Atrás de ações sociais, porém, podem estar razões econômicas. “Tecnologia é algo que está cada vez mais commodity. Se a marca tem uma ligação mais humana com você, a chance de haver uma conexão e você escolhê-la é muito maior”, diz Ricardo Diniz, diretor de criação da Isobar, que criou a websérie para Samsung.
Na opinião de Roberto Valdrighi, gerente de marketing da Whiskas no Brasil, a marca precisa pensar em como ser útil para o consumidor. “Nossas ações e conteúdos, por exemplo, são sempre voltadas a ajudar os ‘gateiros’”, diz o executivo.
Mas não é qualquer marca que topa entrar nesse jogo. Geralmente, esse caminho é trilhado por líderes, que podem sustentar o discurso ou o ponto de vista que adotam. Se isso não ocorrer, a mensagem corre o risco de soar falsa. “Essas são ações que provam o discurso da marca. Por isso, é necessário ser transparente. Não é o tipo de campanha que a agência oferece ao cliente. A decisão deve partir da empresa”, diz D’Andrea.

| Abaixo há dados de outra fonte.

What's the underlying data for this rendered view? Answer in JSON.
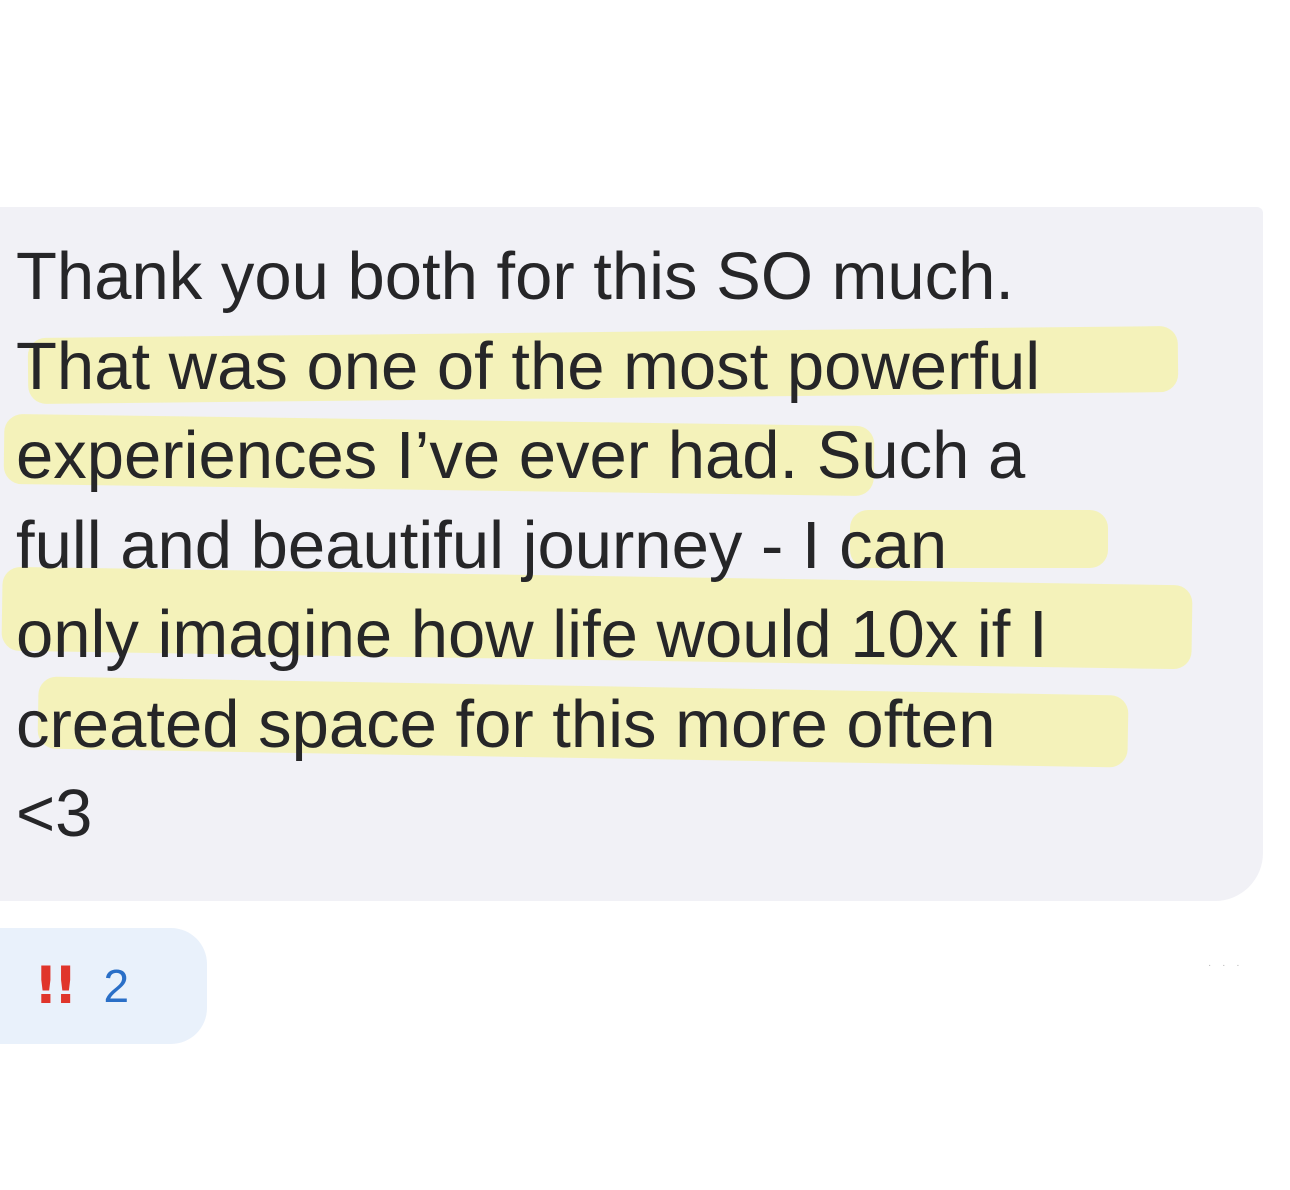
{
  "message": {
    "lines": [
      "Thank you both for this SO much.",
      "That was one of the most powerful",
      "experiences I’ve ever had. Such a",
      "full and beautiful journey - I can",
      "only imagine how life would 10x if I",
      "created space for this more often",
      "<3"
    ]
  },
  "reaction": {
    "icon": "double-exclamation-icon",
    "symbol": "!!",
    "count": "2"
  },
  "colors": {
    "bubble": "#f1f1f6",
    "highlight": "#f4f1a6",
    "reaction_bg": "#e9f1fb",
    "reaction_icon": "#e0352b",
    "reaction_count": "#2a6fc7"
  }
}
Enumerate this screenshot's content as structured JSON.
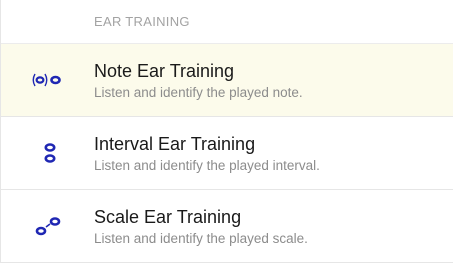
{
  "section": {
    "header": "EAR TRAINING"
  },
  "items": [
    {
      "title": "Note Ear Training",
      "subtitle": "Listen and identify the played note.",
      "icon": "note-icon",
      "selected": true
    },
    {
      "title": "Interval Ear Training",
      "subtitle": "Listen and identify the played interval.",
      "icon": "interval-icon",
      "selected": false
    },
    {
      "title": "Scale Ear Training",
      "subtitle": "Listen and identify the played scale.",
      "icon": "scale-icon",
      "selected": false
    }
  ],
  "colors": {
    "icon": "#1f27b3",
    "selected_background": "#fcfbeb",
    "title": "#1a1a1a",
    "subtitle": "#8c8c8c",
    "header": "#a3a3a3"
  }
}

Uma pessoa toca a tela do celular 2.617 vezes por dia, em média, segundo a empresa de pesquisas americana Dscout. Outro levantamento, feito pela Samsung, com 400 pessoas no Brasil este ano, mostrou que 67% das pessoas mexem no smartphone durante o jantar. Outras 75% confirmam presença online em eventos, mas não comparecem a eles. O mesmo estudo também constatou que 38% dos participantes têm mais de sete grupos no WhatsApp, mas que raramente encontram pessoalmente esses contatos.
Pensando na alienação que o celular pode causar, a Samsung está promovendo duas ações para que as pessoas usem menos o produto que ela fabrica. A primeira dessas ações é uma websérie sobre o uso exagerado do celular e a outra é um aplicativo que avisa o usuário quando ele está grudado demais no aparelho. Com três capítulos, a websérie Reconectados estreia no dia 10 e foi criada pela agência Isobar. “Isso é um anseio das pessoas hoje em dia. Não estamos falando de cima para baixo”, diz Ricardo Diniz, diretor criativo da Isobar.
Já o app chama-se Thrive foi lançado em parceria com a colunista americana Arianna Huffington. É gratuito, mas só funciona em alguns modelos da marca. E limita as notificações aos contatos que forem especificadas pelo usuário como essenciais.